Eine Idee wäre eine geschlossene Waldstrasse durch ganz Europa, besser noch vom Atlantik über Russland bis nach China. Es ist erwiesen, dass Wälder ihr eigenes Klima generieren, Temperaturen regulieren, Feuchtigkeit erzeugen. Eine Waldstrasse wäre ein konkreter, visionärer Lösungsvorschlag. Oder begrünte Parkplätze mit einem Wasser durchlässigen Boden. Ich finde: Es spielt keine Rolle, ob wir rechts oder links sind. Wir müssen wieder lernen, uns offen und neugierig zusammen an den Tisch zu setzen, mit Wissenschaftlern und Visionären, mit Respekt vor den anderen, mit Neugier für noch nicht Gedachtes und mit Ehrlichkeit auch gegenüber unseren Irrtümern.

Werden Sie auf andere Art politisch aktiv werden?
Ich bin ein Ganz-oder-gar-nicht-Mensch. Der Entscheid, die Nationalratskandidatur zurückzuziehen, bedeutet, dass ich keine andere politische Aufgabe übernehmen werde.
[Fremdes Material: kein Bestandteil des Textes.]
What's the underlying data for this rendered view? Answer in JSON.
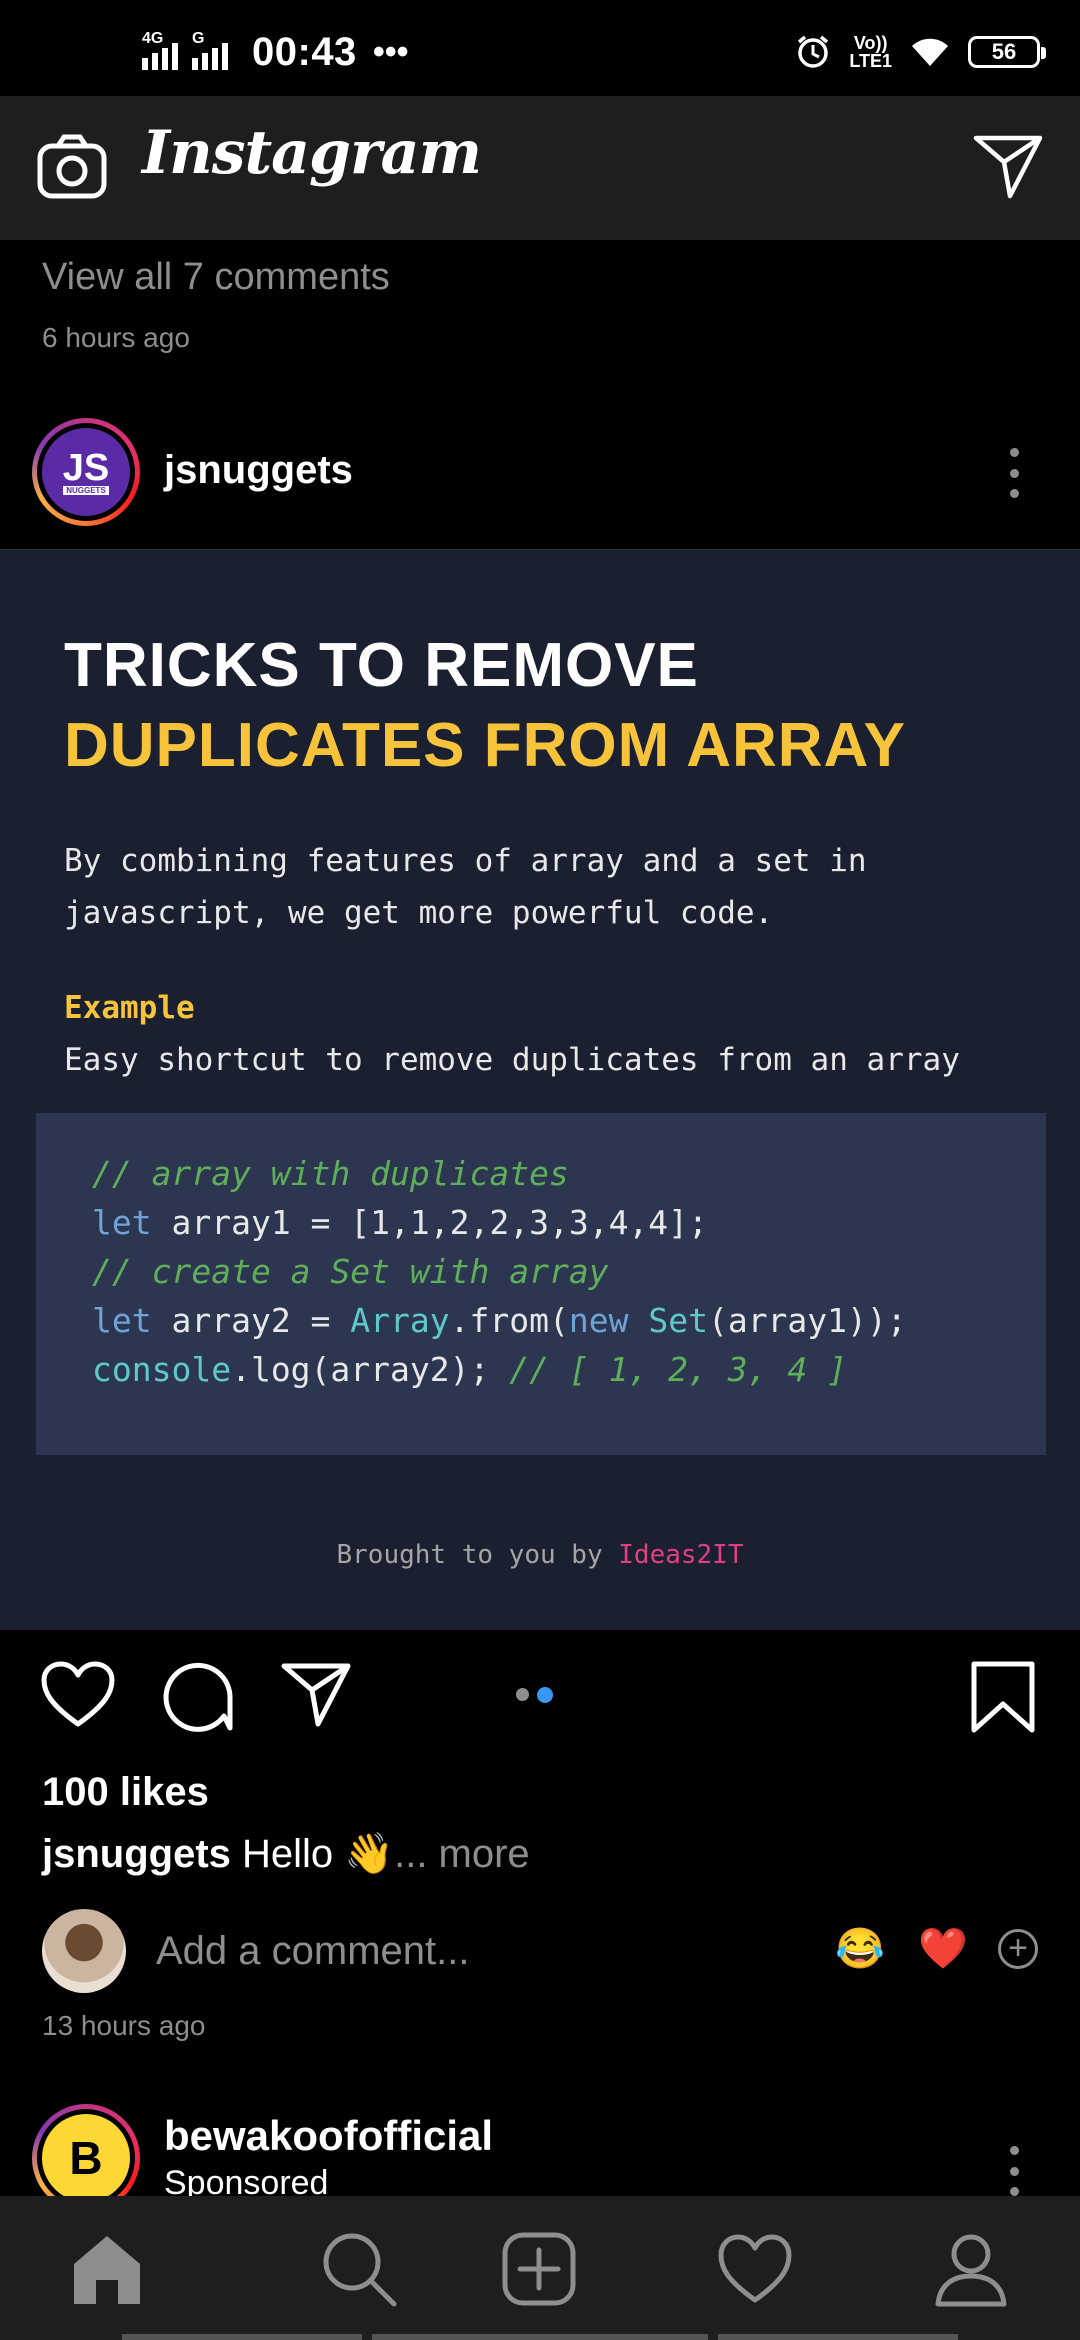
{
  "status_bar": {
    "network1": "4G",
    "network2": "G",
    "time": "00:43",
    "overflow": "•••",
    "volte_top": "Vo))",
    "volte_bottom": "LTE1",
    "battery": "56"
  },
  "app_bar": {
    "title": "Instagram",
    "camera_icon": "camera-icon",
    "direct_icon": "paper-plane-icon"
  },
  "prev_post": {
    "view_comments": "View all 7 comments",
    "time": "6 hours ago"
  },
  "post": {
    "username": "jsnuggets",
    "avatar_text": "JS",
    "avatar_sub": "NUGGETS",
    "image": {
      "title_line1": "TRICKS TO REMOVE",
      "title_line2": "DUPLICATES FROM ARRAY",
      "description": "By combining features of array and a set in javascript, we get more powerful code.",
      "example_label": "Example",
      "example_desc": "Easy shortcut to remove duplicates from an array",
      "code": {
        "line1_comment": "// array with duplicates",
        "line2_kw": "let",
        "line2_rest": " array1 = [1,1,2,2,3,3,4,4];",
        "line3_comment": "// create a Set with array",
        "line4_kw": "let",
        "line4_mid": " array2 = ",
        "line4_cls1": "Array",
        "line4_mid2": ".from(",
        "line4_kw2": "new",
        "line4_sp": " ",
        "line4_cls2": "Set",
        "line4_end": "(array1));",
        "line5_obj": "console",
        "line5_mid": ".log(array2); ",
        "line5_comment": "// [ 1, 2, 3, 4 ]"
      },
      "credit_prefix": "Brought to you by ",
      "credit_brand": "Ideas2IT"
    },
    "carousel_total": 2,
    "carousel_active": 2,
    "likes": "100 likes",
    "caption_user": "jsnuggets",
    "caption_text": " Hello 👋",
    "caption_more": "... more",
    "comment_placeholder": "Add a comment...",
    "quick_emoji1": "😂",
    "quick_emoji2": "❤️",
    "add_icon": "+",
    "time": "13 hours ago"
  },
  "next_post": {
    "username": "bewakoofofficial",
    "label": "Sponsored",
    "avatar_text": "B"
  },
  "bottom_nav": {
    "items": [
      "home-icon",
      "search-icon",
      "add-post-icon",
      "activity-heart-icon",
      "profile-icon"
    ]
  },
  "colors": {
    "accent_yellow": "#f7c33a",
    "brand_pink": "#e0407e",
    "dot_active": "#3897f0"
  }
}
Wie waren die Reaktionen auf Ihren Rückzug in der Partei?
Ich habe sehr viel Verständnis erhalten. Ich habe den Entscheid auch so früh getroffen, damit die SVP Oberhasli noch die Chance hat, einen anderen Kandidaten oder eine Kandidatin in den Wahlkampf zu schicken.

Wie geht es für Sie weiter?
Im Moment stehen einige Untersuchungen in der Klinik an und ich suche in Zusammenarbeit mit den Ärzten nach Lösungen, um mit den Symptomen besser klarzukommen. Und dann werde ich mir ein neues Ziel suchen.